Burkina : le gouvernement formé, Zida ministre de la Défense Posté le 23/11/2014 - Par Ouagadougou - (©AFP / 23 novembre 2014 22h16) CEDEAO

 

 

 

 

Burkina : le gouvernement formé, Zida ministre de la Défense


Ouagadougou - Le gouvernement de transition du Burkina Faso a été annoncé dimanche soir, après plusieurs jours d'intenses tractations, par le secrétaire général du gouvernement Alain Thierry Ouattara, les deux postes clés de la Défense et de l'Intérieur revenant à des militaires.

Le lieutenant-colonel Issac Zida cumulera le poste de Premier ministre avec celui de ministre de la Défense, tandis que le président de la transition Michel Kafando occupera également le poste de ministre des Affaires étrangères, a indiqué M. Ouattara en lisant la liste des membres du gouvernement devant la presse au palais présidentiel à Ouagadougou.

 

 

© AFP

 

 



Quatre militaires, en comptant M. Zida, figurent au gouvernement.
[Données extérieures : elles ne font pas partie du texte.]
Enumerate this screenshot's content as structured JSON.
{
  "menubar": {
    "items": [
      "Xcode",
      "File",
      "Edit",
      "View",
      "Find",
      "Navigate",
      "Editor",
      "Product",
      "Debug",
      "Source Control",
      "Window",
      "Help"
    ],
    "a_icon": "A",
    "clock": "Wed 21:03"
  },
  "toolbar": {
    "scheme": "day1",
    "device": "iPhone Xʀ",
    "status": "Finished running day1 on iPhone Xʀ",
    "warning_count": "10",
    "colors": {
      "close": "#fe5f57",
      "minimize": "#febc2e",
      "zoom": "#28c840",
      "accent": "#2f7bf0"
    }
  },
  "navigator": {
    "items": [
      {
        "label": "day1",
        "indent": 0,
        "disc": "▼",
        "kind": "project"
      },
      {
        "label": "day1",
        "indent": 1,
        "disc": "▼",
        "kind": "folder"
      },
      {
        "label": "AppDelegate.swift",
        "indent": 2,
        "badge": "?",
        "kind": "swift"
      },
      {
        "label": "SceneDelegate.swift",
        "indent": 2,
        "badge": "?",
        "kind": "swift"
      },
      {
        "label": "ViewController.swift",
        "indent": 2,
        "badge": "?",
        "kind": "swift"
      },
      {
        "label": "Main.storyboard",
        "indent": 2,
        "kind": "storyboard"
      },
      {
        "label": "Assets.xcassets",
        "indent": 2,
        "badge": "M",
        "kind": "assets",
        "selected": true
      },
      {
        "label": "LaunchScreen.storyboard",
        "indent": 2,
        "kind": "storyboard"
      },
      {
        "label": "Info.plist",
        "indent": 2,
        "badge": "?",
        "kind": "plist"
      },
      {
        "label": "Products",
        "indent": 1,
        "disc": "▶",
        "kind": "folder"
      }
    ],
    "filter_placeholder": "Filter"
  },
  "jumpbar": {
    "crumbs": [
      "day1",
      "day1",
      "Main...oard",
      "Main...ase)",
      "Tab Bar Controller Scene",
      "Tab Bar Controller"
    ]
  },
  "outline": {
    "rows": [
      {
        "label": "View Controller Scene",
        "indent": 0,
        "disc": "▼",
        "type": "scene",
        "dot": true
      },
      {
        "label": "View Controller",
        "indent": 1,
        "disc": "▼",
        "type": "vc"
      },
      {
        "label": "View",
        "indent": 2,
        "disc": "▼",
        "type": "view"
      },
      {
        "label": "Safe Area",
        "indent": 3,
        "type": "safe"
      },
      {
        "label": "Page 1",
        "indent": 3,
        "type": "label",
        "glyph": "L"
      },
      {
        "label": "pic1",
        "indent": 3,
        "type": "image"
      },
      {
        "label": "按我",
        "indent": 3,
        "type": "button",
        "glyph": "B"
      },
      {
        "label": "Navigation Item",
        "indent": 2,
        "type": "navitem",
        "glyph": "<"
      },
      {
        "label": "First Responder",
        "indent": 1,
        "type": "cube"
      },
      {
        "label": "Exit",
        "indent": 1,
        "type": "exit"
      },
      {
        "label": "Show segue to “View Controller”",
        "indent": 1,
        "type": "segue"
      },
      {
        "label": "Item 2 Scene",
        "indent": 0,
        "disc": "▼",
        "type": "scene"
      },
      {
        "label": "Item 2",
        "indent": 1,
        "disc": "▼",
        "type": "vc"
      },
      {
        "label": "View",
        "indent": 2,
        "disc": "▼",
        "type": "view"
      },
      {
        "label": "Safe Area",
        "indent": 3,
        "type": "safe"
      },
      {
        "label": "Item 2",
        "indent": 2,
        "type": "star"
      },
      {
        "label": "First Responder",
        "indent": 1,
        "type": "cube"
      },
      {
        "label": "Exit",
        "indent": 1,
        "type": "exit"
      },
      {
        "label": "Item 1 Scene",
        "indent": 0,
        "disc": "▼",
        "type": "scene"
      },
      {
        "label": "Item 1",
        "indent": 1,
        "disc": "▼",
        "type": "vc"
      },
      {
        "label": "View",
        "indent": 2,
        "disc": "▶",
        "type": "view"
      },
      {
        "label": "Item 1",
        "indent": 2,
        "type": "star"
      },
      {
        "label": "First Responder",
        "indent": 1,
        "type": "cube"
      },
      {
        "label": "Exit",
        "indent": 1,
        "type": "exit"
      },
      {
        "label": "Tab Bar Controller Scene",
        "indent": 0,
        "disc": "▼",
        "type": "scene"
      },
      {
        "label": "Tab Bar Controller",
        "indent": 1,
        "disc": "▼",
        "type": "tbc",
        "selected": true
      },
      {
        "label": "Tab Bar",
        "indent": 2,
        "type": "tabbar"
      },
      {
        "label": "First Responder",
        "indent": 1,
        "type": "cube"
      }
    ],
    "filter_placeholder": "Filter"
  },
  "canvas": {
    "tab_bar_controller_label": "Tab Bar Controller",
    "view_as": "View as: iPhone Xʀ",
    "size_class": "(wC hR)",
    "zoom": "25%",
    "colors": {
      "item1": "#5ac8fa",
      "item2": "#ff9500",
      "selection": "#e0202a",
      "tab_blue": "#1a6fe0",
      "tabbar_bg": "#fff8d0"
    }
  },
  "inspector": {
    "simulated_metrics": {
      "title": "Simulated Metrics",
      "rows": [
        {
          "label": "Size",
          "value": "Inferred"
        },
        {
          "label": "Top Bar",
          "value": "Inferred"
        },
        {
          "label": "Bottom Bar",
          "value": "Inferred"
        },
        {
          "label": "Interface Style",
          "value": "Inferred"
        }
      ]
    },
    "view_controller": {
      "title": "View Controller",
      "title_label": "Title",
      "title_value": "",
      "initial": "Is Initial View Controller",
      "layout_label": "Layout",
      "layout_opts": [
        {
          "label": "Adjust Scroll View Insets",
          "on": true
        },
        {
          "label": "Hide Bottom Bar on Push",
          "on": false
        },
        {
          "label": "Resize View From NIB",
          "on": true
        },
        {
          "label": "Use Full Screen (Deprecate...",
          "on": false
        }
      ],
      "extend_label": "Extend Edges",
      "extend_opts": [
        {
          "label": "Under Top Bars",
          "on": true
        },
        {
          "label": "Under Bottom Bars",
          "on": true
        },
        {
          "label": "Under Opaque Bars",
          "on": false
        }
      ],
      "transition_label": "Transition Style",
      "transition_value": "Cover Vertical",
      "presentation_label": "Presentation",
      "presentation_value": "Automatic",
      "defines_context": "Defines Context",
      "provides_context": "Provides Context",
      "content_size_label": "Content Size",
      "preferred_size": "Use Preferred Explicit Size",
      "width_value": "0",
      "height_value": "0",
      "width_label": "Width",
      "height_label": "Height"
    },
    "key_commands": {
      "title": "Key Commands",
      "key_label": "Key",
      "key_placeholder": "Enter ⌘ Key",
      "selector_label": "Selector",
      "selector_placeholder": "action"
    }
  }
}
Le colonel Auguste Denise Barry, l'un des plus proches collaborateurs de M. Zida, a été nommé ministre de l'Administration territoriale et de la Sécurité, l'équivalent du ministère de l'Intérieur.

Outre MM. Kafando et Zida, le gouvernement de transition comporte 24 ministres et deux ministres délégués. Le secrétaire général Ouattara a également rang de ministre.

Joséphine Ouédragogo, candidate malheureuse au poste de président de la transition, a été nommée à la Justice, tandis qu'Augustin Loada, figure éminente de la société civile, est chargé de la Fonction publique.

Le gouvernement intérimaire a été annoncé après des jours d'intenses tractations. La communication de la liste des ministres devait initialement se faire jeudi, puis avait été reportée à samedi et enfin à dimanche.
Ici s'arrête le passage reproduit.